Comment continuer à donner le change ? Pour satisfaire les « experts » du FMI et des autres grands bailleurs de fonds internationaux, le gouvernement repousse à plus tard des régularisations urgentes sur des montants importants. L’exemple de la Banque centrale mauritanienne est symptomatique. Des opérations ont purement et simplement disparu des comptes.

La « rançon » de 200 millions de dollars payée par le gouvernement né de la révolution libyenne contre l’extradition d’Abdallah Senoussi, ancien chef des services secrets libyens, n’apparaît nulle part.

8. Moyennant une somme de 200 millions de dollars, débloquée officiellement par l’actuel pouvoir libyen, le président Aziz a livré à Tripoli le colonel Senoussi dans des conditions obscures. Cette rançon a disparu des comptes de la Banque centrale mauritanienne. « Ces fonds sont en lieu sûr », a assuré sans rire un représentant du parti au pouvoir devant l’Assemblée mauritanienne.

Côté FMI, c’est la fuite en avant... On loue les progrès de l’économie, fondée uniquement sur la hausse du cours des matières premières, en laissant la gabegie s’installer.

En 2012, le programme étatique EMEL 2012, doté de 120 millions de dollars, est adopté, après la sécheresse de l’année précédente, pour distribuer de la nourriture aux plus démunis et approvisionner en semences et en matériel le monde agricole. Le projet tourne au désastre, alors qu’un million de Mauritaniens risquent la famine. Un appel aux dons est lancé ensuite par les Nations unies alors que 120 millions d’euros se sont volatilisés. On marche sur la tête !

Les dernières frasques du président Aziz, ont été dénoncées au FMI dans un courrier anonyme, daté du 9 avril 2012 et fort bien documenté, signé par un mystérieux « Œil de lynx ». La mansuétude dont bénéficie le régime mauritanien serait liée, d’après cet informateur masqué, au lobbying d’un ancien gouverneur de la Banque centrale mauritanienne, Zeine Ould Zeidane, qui a été embauché au FMI.

Lorsque ce haut fonctionnaire était encore à Nouakchott, il avait adressé aux différents départements ministériels impliqués dans la négociation avec le FMI une note leur conseillant d’adresser de faux chiffres au FMI. Depuis, l’ancien gouverneur de la BCM est resté très proche du pouvoir mauritanien, dont il défendrait habilement les positions, toujours d’après le courrier anonyme, au sein de l’institution prestigieuse où il travaille aujourd’hui.

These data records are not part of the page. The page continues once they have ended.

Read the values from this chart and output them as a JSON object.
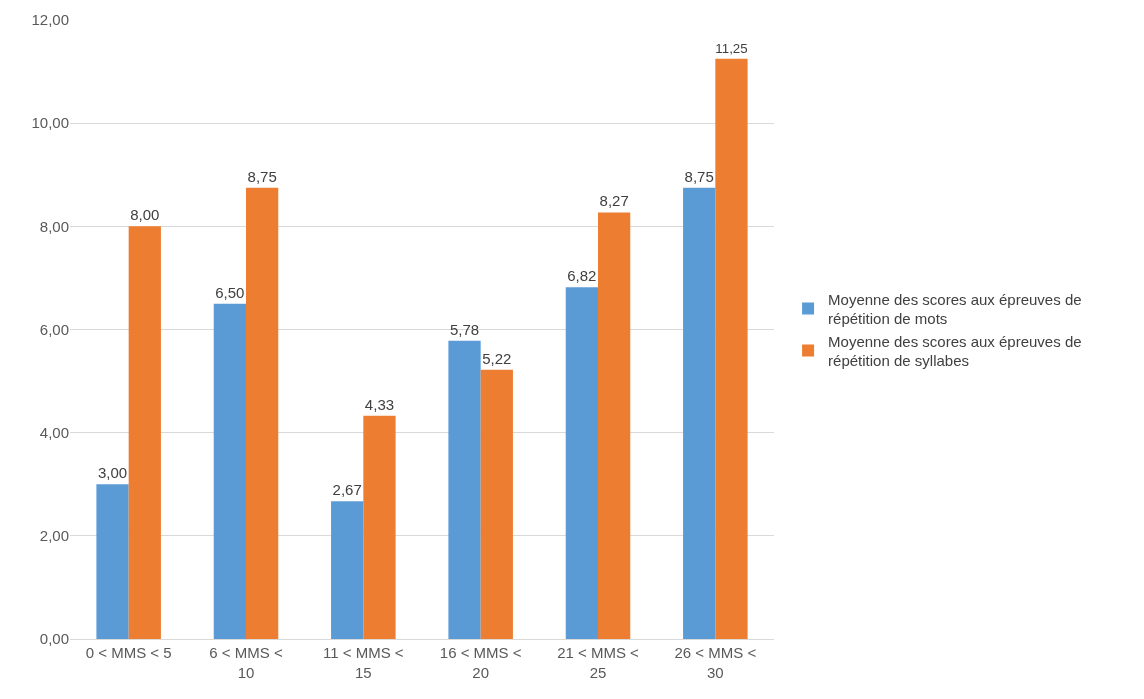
{
  "chart_data": {
    "type": "bar",
    "categories": [
      "0 < MMS < 5",
      "6 < MMS < 10",
      "11 < MMS < 15",
      "16 < MMS < 20",
      "21 < MMS < 25",
      "26 < MMS < 30"
    ],
    "series": [
      {
        "name": "Moyenne des scores aux épreuves de répétition de mots",
        "color": "#5b9bd5",
        "values": [
          3.0,
          6.5,
          2.67,
          5.78,
          6.82,
          8.75
        ],
        "value_labels": [
          "3,00",
          "6,50",
          "2,67",
          "5,78",
          "6,82",
          "8,75"
        ]
      },
      {
        "name": "Moyenne des scores aux épreuves de répétition de syllabes",
        "color": "#ed7d31",
        "values": [
          8.0,
          8.75,
          4.33,
          5.22,
          8.27,
          11.25
        ],
        "value_labels": [
          "8,00",
          "8,75",
          "4,33",
          "5,22",
          "8,27",
          "11,25"
        ]
      }
    ],
    "ylim": [
      0,
      12
    ],
    "yticks": [
      {
        "value": 0,
        "label": "0,00"
      },
      {
        "value": 2,
        "label": "2,00"
      },
      {
        "value": 4,
        "label": "4,00"
      },
      {
        "value": 6,
        "label": "6,00"
      },
      {
        "value": 8,
        "label": "8,00"
      },
      {
        "value": 10,
        "label": "10,00"
      },
      {
        "value": 12,
        "label": "12,00"
      }
    ],
    "grid": "y",
    "legend": "right"
  }
}
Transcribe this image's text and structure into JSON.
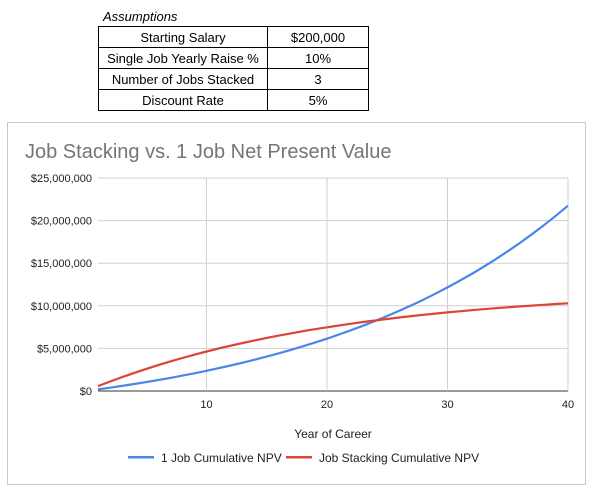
{
  "assumptions": {
    "heading": "Assumptions",
    "rows": [
      {
        "label": "Starting Salary",
        "value": "$200,000"
      },
      {
        "label": "Single Job Yearly Raise %",
        "value": "10%"
      },
      {
        "label": "Number of Jobs Stacked",
        "value": "3"
      },
      {
        "label": "Discount Rate",
        "value": "5%"
      }
    ]
  },
  "colors": {
    "series_1": "#4a86e8",
    "series_2": "#db4437",
    "grid": "#d0d0d0",
    "title": "#757575"
  },
  "chart_data": {
    "type": "line",
    "title": "Job Stacking vs. 1 Job Net Present Value",
    "xlabel": "Year of Career",
    "ylabel": "",
    "xlim": [
      1,
      40
    ],
    "ylim": [
      0,
      25000000
    ],
    "x_ticks": [
      10,
      20,
      30,
      40
    ],
    "y_ticks": [
      {
        "value": 0,
        "label": "$0"
      },
      {
        "value": 5000000,
        "label": "$5,000,000"
      },
      {
        "value": 10000000,
        "label": "$10,000,000"
      },
      {
        "value": 15000000,
        "label": "$15,000,000"
      },
      {
        "value": 20000000,
        "label": "$20,000,000"
      },
      {
        "value": 25000000,
        "label": "$25,000,000"
      }
    ],
    "grid": true,
    "legend_position": "bottom",
    "x": [
      1,
      2,
      3,
      4,
      5,
      6,
      7,
      8,
      9,
      10,
      11,
      12,
      13,
      14,
      15,
      16,
      17,
      18,
      19,
      20,
      21,
      22,
      23,
      24,
      25,
      26,
      27,
      28,
      29,
      30,
      31,
      32,
      33,
      34,
      35,
      36,
      37,
      38,
      39,
      40
    ],
    "series": [
      {
        "name": "1 Job Cumulative NPV",
        "values": [
          190476,
          390023,
          599081,
          818103,
          1047565,
          1287959,
          1539800,
          1803638,
          2080048,
          2369621,
          2672967,
          2990757,
          3323650,
          3672393,
          4037744,
          4420498,
          4821489,
          5241590,
          5681716,
          6142826,
          6625924,
          7132062,
          7662346,
          8217934,
          8800040,
          9409934,
          10048951,
          10718490,
          11420019,
          12155078,
          12925289,
          13732354,
          14578070,
          15464317,
          16393078,
          17366446,
          18386620,
          19455909,
          20576761,
          21751758
        ]
      },
      {
        "name": "Job Stacking Cumulative NPV",
        "values": [
          571429,
          1115646,
          1633949,
          2127571,
          2597687,
          3045416,
          3471825,
          3877929,
          4264694,
          4633042,
          4983850,
          5317952,
          5636145,
          5939186,
          6227796,
          6502663,
          6764441,
          7013754,
          7251194,
          7477327,
          7692692,
          7897802,
          8093145,
          8279186,
          8456367,
          8625112,
          8785821,
          8938877,
          9084645,
          9223471,
          9355687,
          9481607,
          9601531,
          9715744,
          9824518,
          9928113,
          10026775,
          10120738,
          10210227,
          10295454
        ]
      }
    ]
  }
}
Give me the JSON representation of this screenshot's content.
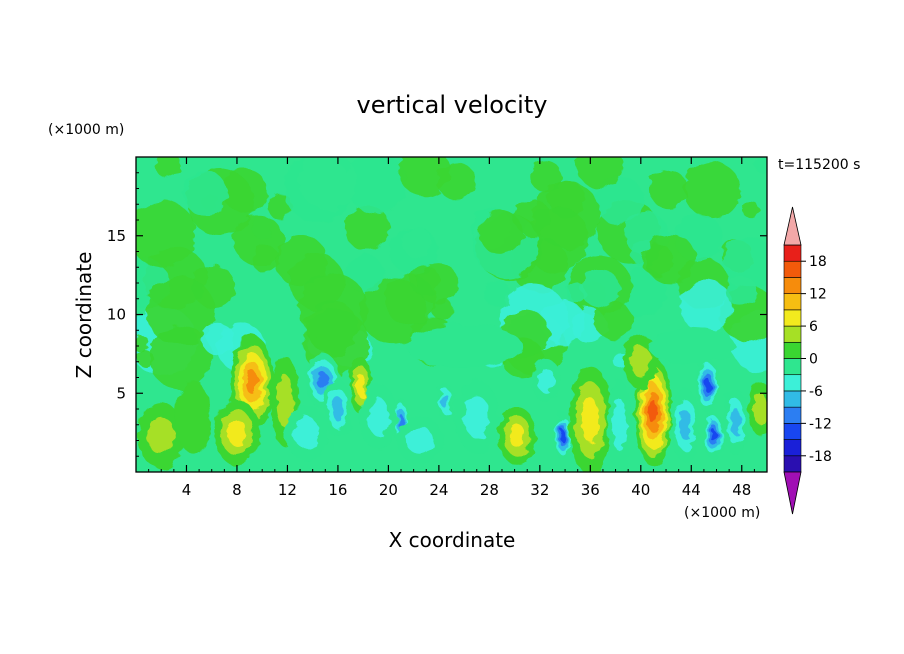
{
  "chart_data": {
    "type": "heatmap",
    "title": "vertical velocity",
    "xlabel": "X coordinate",
    "ylabel": "Z coordinate",
    "x_unit": "(×1000 m)",
    "y_unit": "(×1000 m)",
    "time_label": "t=115200 s",
    "xlim": [
      0,
      50
    ],
    "ylim": [
      0,
      20
    ],
    "x_ticks": [
      4,
      8,
      12,
      16,
      20,
      24,
      28,
      32,
      36,
      40,
      44,
      48
    ],
    "x_tick_labels": [
      "4",
      "8",
      "12",
      "16",
      "20",
      "24",
      "28",
      "32",
      "36",
      "40",
      "44",
      "48"
    ],
    "y_ticks": [
      5,
      10,
      15
    ],
    "y_tick_labels": [
      "5",
      "10",
      "15"
    ],
    "colorbar": {
      "levels": [
        -21,
        -18,
        -15,
        -12,
        -9,
        -6,
        -3,
        0,
        3,
        6,
        9,
        12,
        15,
        18,
        21
      ],
      "tick_values": [
        18,
        12,
        6,
        0,
        -6,
        -12,
        -18
      ],
      "tick_labels": [
        "18",
        "12",
        "6",
        "0",
        "-6",
        "-12",
        "-18"
      ],
      "colors": [
        "#6a1eaa",
        "#2a0fb0",
        "#1a20d8",
        "#1846f0",
        "#2c7ef2",
        "#31bbe6",
        "#3cf0d8",
        "#2fe68f",
        "#3ad631",
        "#a6e025",
        "#f2ea1e",
        "#f6be12",
        "#f68c0c",
        "#f25a0b",
        "#e8201a",
        "#c80c10"
      ],
      "under_color": "#a00fb4",
      "over_color": "#f3a8a8"
    },
    "features": [
      {
        "x": 2.0,
        "z": 2.3,
        "value": 5,
        "sx": 1.6,
        "sz": 1.8
      },
      {
        "x": 4.5,
        "z": 3.5,
        "value": 3,
        "sx": 1.2,
        "sz": 2.0
      },
      {
        "x": 9.2,
        "z": 5.7,
        "value": 14,
        "sx": 1.5,
        "sz": 2.6
      },
      {
        "x": 8.0,
        "z": 2.5,
        "value": 7,
        "sx": 1.6,
        "sz": 1.8
      },
      {
        "x": 11.8,
        "z": 4.5,
        "value": 4,
        "sx": 1.0,
        "sz": 2.5
      },
      {
        "x": 14.8,
        "z": 5.8,
        "value": -12,
        "sx": 1.2,
        "sz": 1.5
      },
      {
        "x": 16.0,
        "z": 4.0,
        "value": -8,
        "sx": 1.0,
        "sz": 1.6
      },
      {
        "x": 13.5,
        "z": 2.5,
        "value": -6,
        "sx": 1.5,
        "sz": 1.5
      },
      {
        "x": 17.8,
        "z": 5.5,
        "value": 8,
        "sx": 0.7,
        "sz": 1.6
      },
      {
        "x": 21.0,
        "z": 3.2,
        "value": -11,
        "sx": 0.5,
        "sz": 1.3
      },
      {
        "x": 19.2,
        "z": 3.5,
        "value": -5,
        "sx": 1.3,
        "sz": 1.8
      },
      {
        "x": 24.5,
        "z": 4.5,
        "value": -8,
        "sx": 0.6,
        "sz": 1.0
      },
      {
        "x": 22.5,
        "z": 2.0,
        "value": -4,
        "sx": 1.6,
        "sz": 1.3
      },
      {
        "x": 27.0,
        "z": 3.5,
        "value": -4,
        "sx": 1.5,
        "sz": 2.0
      },
      {
        "x": 30.2,
        "z": 2.3,
        "value": 7,
        "sx": 1.3,
        "sz": 1.6
      },
      {
        "x": 33.8,
        "z": 2.3,
        "value": -14,
        "sx": 0.6,
        "sz": 1.3
      },
      {
        "x": 32.5,
        "z": 5.8,
        "value": -5,
        "sx": 1.0,
        "sz": 1.2
      },
      {
        "x": 36.0,
        "z": 3.3,
        "value": 9,
        "sx": 1.5,
        "sz": 3.0
      },
      {
        "x": 38.3,
        "z": 3.0,
        "value": -6,
        "sx": 0.8,
        "sz": 2.5
      },
      {
        "x": 41.0,
        "z": 3.8,
        "value": 16,
        "sx": 1.3,
        "sz": 3.0
      },
      {
        "x": 40.0,
        "z": 7.0,
        "value": 5,
        "sx": 1.2,
        "sz": 1.5
      },
      {
        "x": 43.5,
        "z": 3.0,
        "value": -8,
        "sx": 1.0,
        "sz": 2.0
      },
      {
        "x": 45.3,
        "z": 5.5,
        "value": -15,
        "sx": 0.8,
        "sz": 1.5
      },
      {
        "x": 45.8,
        "z": 2.3,
        "value": -13,
        "sx": 0.7,
        "sz": 1.3
      },
      {
        "x": 47.5,
        "z": 3.2,
        "value": -7,
        "sx": 0.9,
        "sz": 1.8
      },
      {
        "x": 49.5,
        "z": 4.0,
        "value": 4,
        "sx": 0.8,
        "sz": 1.5
      },
      {
        "x": 26.0,
        "z": 8.0,
        "value": -3,
        "sx": 4.0,
        "sz": 1.2
      },
      {
        "x": 44.0,
        "z": 8.0,
        "value": -3,
        "sx": 3.0,
        "sz": 1.0
      }
    ]
  }
}
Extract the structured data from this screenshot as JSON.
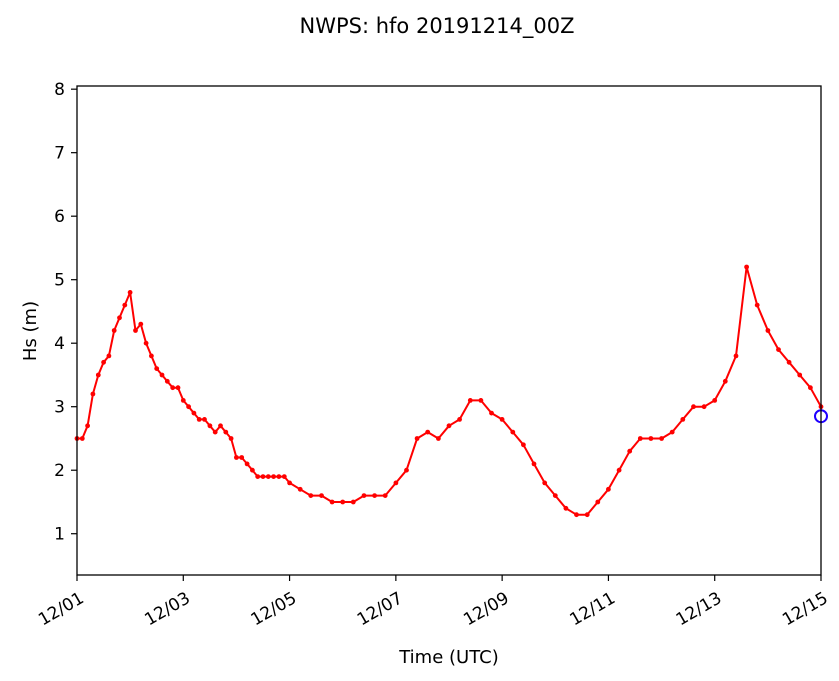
{
  "chart_data": {
    "type": "line",
    "title": "NWPS: hfo 20191214_00Z",
    "xlabel": "Time (UTC)",
    "ylabel": "Hs (m)",
    "x_unit": "days since 12/01 00Z",
    "xlim": [
      0,
      14
    ],
    "ylim": [
      0.35,
      8.05
    ],
    "x_ticks": [
      {
        "value": 0,
        "label": "12/01"
      },
      {
        "value": 2,
        "label": "12/03"
      },
      {
        "value": 4,
        "label": "12/05"
      },
      {
        "value": 6,
        "label": "12/07"
      },
      {
        "value": 8,
        "label": "12/09"
      },
      {
        "value": 10,
        "label": "12/11"
      },
      {
        "value": 12,
        "label": "12/13"
      },
      {
        "value": 14,
        "label": "12/15"
      }
    ],
    "y_ticks": [
      1,
      2,
      3,
      4,
      5,
      6,
      7,
      8
    ],
    "grid": false,
    "series": [
      {
        "color": "#ff0000",
        "marker": "dot",
        "x": [
          0.0,
          0.1,
          0.2,
          0.3,
          0.4,
          0.5,
          0.6,
          0.7,
          0.8,
          0.9,
          1.0,
          1.1,
          1.2,
          1.3,
          1.4,
          1.5,
          1.6,
          1.7,
          1.8,
          1.9,
          2.0,
          2.1,
          2.2,
          2.3,
          2.4,
          2.5,
          2.6,
          2.7,
          2.8,
          2.9,
          3.0,
          3.1,
          3.2,
          3.3,
          3.4,
          3.5,
          3.6,
          3.7,
          3.8,
          3.9,
          4.0,
          4.2,
          4.4,
          4.6,
          4.8,
          5.0,
          5.2,
          5.4,
          5.6,
          5.8,
          6.0,
          6.2,
          6.4,
          6.6,
          6.8,
          7.0,
          7.2,
          7.4,
          7.6,
          7.8,
          8.0,
          8.2,
          8.4,
          8.6,
          8.8,
          9.0,
          9.2,
          9.4,
          9.6,
          9.8,
          10.0,
          10.2,
          10.4,
          10.6,
          10.8,
          11.0,
          11.2,
          11.4,
          11.6,
          11.8,
          12.0,
          12.2,
          12.4,
          12.6,
          12.8,
          13.0,
          13.2,
          13.4,
          13.6,
          13.8,
          14.0
        ],
        "values": [
          2.5,
          2.5,
          2.7,
          3.2,
          3.5,
          3.7,
          3.8,
          4.2,
          4.4,
          4.6,
          4.8,
          4.2,
          4.3,
          4.0,
          3.8,
          3.6,
          3.5,
          3.4,
          3.3,
          3.3,
          3.1,
          3.0,
          2.9,
          2.8,
          2.8,
          2.7,
          2.6,
          2.7,
          2.6,
          2.5,
          2.2,
          2.2,
          2.1,
          2.0,
          1.9,
          1.9,
          1.9,
          1.9,
          1.9,
          1.9,
          1.8,
          1.7,
          1.6,
          1.6,
          1.5,
          1.5,
          1.5,
          1.6,
          1.6,
          1.6,
          1.8,
          2.0,
          2.5,
          2.6,
          2.5,
          2.7,
          2.8,
          3.1,
          3.1,
          2.9,
          2.8,
          2.6,
          2.4,
          2.1,
          1.8,
          1.6,
          1.4,
          1.3,
          1.3,
          1.5,
          1.7,
          2.0,
          2.3,
          2.5,
          2.5,
          2.5,
          2.6,
          2.8,
          3.0,
          3.0,
          3.1,
          3.4,
          3.8,
          5.2,
          4.6,
          4.2,
          3.9,
          3.7,
          3.5,
          3.3,
          3.0
        ]
      }
    ],
    "end_marker": {
      "x": 14.0,
      "value": 2.85,
      "color": "#1f00ff"
    }
  }
}
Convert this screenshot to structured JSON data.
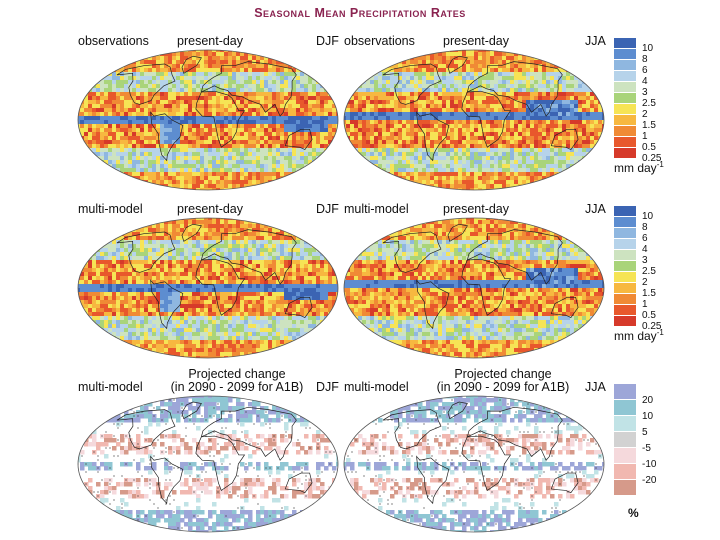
{
  "title": "Seasonal Mean Precipitation Rates",
  "rows": [
    {
      "left": {
        "label": "observations",
        "period": "present-day",
        "season": "DJF"
      },
      "right": {
        "label": "observations",
        "period": "present-day",
        "season": "JJA"
      }
    },
    {
      "left": {
        "label": "multi-model",
        "period": "present-day",
        "season": "DJF"
      },
      "right": {
        "label": "multi-model",
        "period": "present-day",
        "season": "JJA"
      }
    },
    {
      "left": {
        "label": "multi-model",
        "period": "Projected change",
        "period2": "(in 2090 - 2099 for A1B)",
        "season": "DJF"
      },
      "right": {
        "label": "multi-model",
        "period": "Projected change",
        "period2": "(in 2090 - 2099 for A1B)",
        "season": "JJA"
      }
    }
  ],
  "legend_precip": {
    "ticks": [
      "10",
      "8",
      "6",
      "4",
      "3",
      "2.5",
      "2",
      "1.5",
      "1",
      "0.5",
      "0.25"
    ],
    "colors": [
      "#3b64b3",
      "#5d8dd0",
      "#8fb7e0",
      "#b6d3ea",
      "#cde3c0",
      "#a9d47a",
      "#f6e455",
      "#f7b840",
      "#f08a35",
      "#e8582c",
      "#d63a2a"
    ],
    "unit": "mm day",
    "unit_sup": "-1"
  },
  "legend_change": {
    "ticks": [
      "20",
      "10",
      "5",
      "-5",
      "-10",
      "-20"
    ],
    "colors": [
      "#9da6d8",
      "#8fc6d3",
      "#c1e3e6",
      "#d2d2d2",
      "#f5d9dc",
      "#f1b8b0",
      "#d69a8a"
    ],
    "unit": "%"
  }
}
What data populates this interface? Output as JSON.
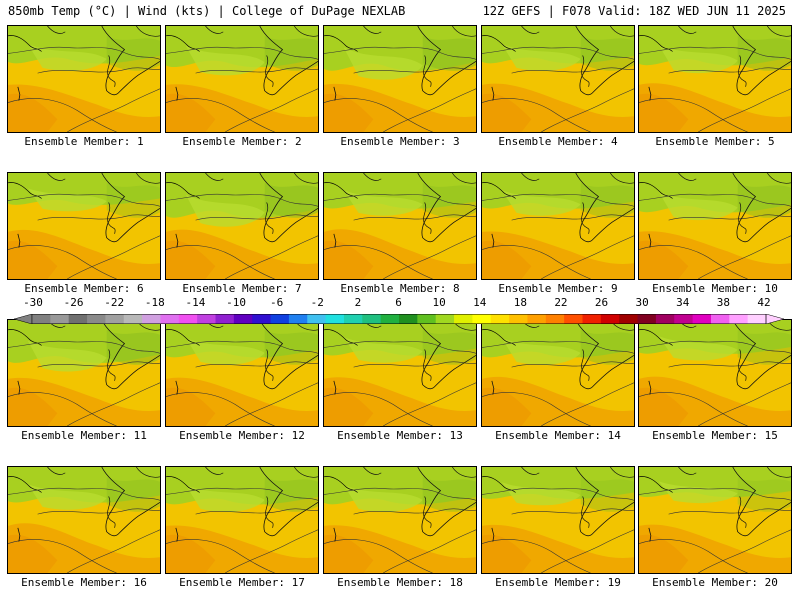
{
  "header": {
    "left": "850mb Temp (°C) | Wind (kts) | College of DuPage NEXLAB",
    "right": "12Z GEFS | F078 Valid: 18Z WED JUN 11 2025"
  },
  "panels": [
    {
      "label": "Ensemble Member: 1",
      "green": 0.35
    },
    {
      "label": "Ensemble Member: 2",
      "green": 0.45
    },
    {
      "label": "Ensemble Member: 3",
      "green": 0.55
    },
    {
      "label": "Ensemble Member: 4",
      "green": 0.35
    },
    {
      "label": "Ensemble Member: 5",
      "green": 0.4
    },
    {
      "label": "Ensemble Member: 6",
      "green": 0.2
    },
    {
      "label": "Ensemble Member: 7",
      "green": 0.55
    },
    {
      "label": "Ensemble Member: 8",
      "green": 0.3
    },
    {
      "label": "Ensemble Member: 9",
      "green": 0.3
    },
    {
      "label": "Ensemble Member: 10",
      "green": 0.4
    },
    {
      "label": "Ensemble Member: 11",
      "green": 0.5
    },
    {
      "label": "Ensemble Member: 12",
      "green": 0.35
    },
    {
      "label": "Ensemble Member: 13",
      "green": 0.3
    },
    {
      "label": "Ensemble Member: 14",
      "green": 0.35
    },
    {
      "label": "Ensemble Member: 15",
      "green": 0.25
    },
    {
      "label": "Ensemble Member: 16",
      "green": 0.3
    },
    {
      "label": "Ensemble Member: 17",
      "green": 0.35
    },
    {
      "label": "Ensemble Member: 18",
      "green": 0.35
    },
    {
      "label": "Ensemble Member: 19",
      "green": 0.2
    },
    {
      "label": "Ensemble Member: 20",
      "green": 0.15
    }
  ],
  "colorbar": {
    "ticks": [
      "-30",
      "-26",
      "-22",
      "-18",
      "-14",
      "-10",
      "-6",
      "-2",
      "2",
      "6",
      "10",
      "14",
      "18",
      "22",
      "26",
      "30",
      "34",
      "38",
      "42"
    ],
    "colors": [
      "#808080",
      "#999999",
      "#707070",
      "#8a8a8a",
      "#a0a0a0",
      "#b8b8b8",
      "#d0a0e0",
      "#e070f0",
      "#f050f0",
      "#c040e0",
      "#9020d0",
      "#6000c0",
      "#3010d0",
      "#1040e0",
      "#2080f0",
      "#40c0f0",
      "#20e0e0",
      "#20d0b0",
      "#20c080",
      "#20b040",
      "#209020",
      "#60c020",
      "#a0d820",
      "#e0f000",
      "#ffff00",
      "#ffe000",
      "#ffc000",
      "#ffa000",
      "#ff8000",
      "#ff5000",
      "#f02000",
      "#d00000",
      "#a00000",
      "#800020",
      "#a00060",
      "#c00090",
      "#e000c0",
      "#f060f0",
      "#ffa0ff",
      "#ffd0ff"
    ]
  }
}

Dans cette note sur le problème de données avec le FMI, le gouverneur de la Banque centrale qu’était en 2004 Zeine Ould Zeidane recommande à ses collaborateurs de « ne plus communiquer sur les données du passé mais exclusivement à partir de fin 2004 [...] Les avantages d’une telle position, écrit-il, sont : (i) éviter le misreporting sur le passé, (ii) focaliser les discussions sur les politiques et programmes à court terme et à venir, (iii) maintenir le doute sur les données historiques et ne pas embarrasser le FMI et la Banque mondiale de leur myopie caractérisée sur plusieurs décennies. »

À la fin de cette note, le gouverneur écrit : « Il faudra une solidarité totale de l’équipe économique dans cette option. » Autrement dit, il ne faudra à aucun prix divulguer ces petits arrangements avec la vérité comptable.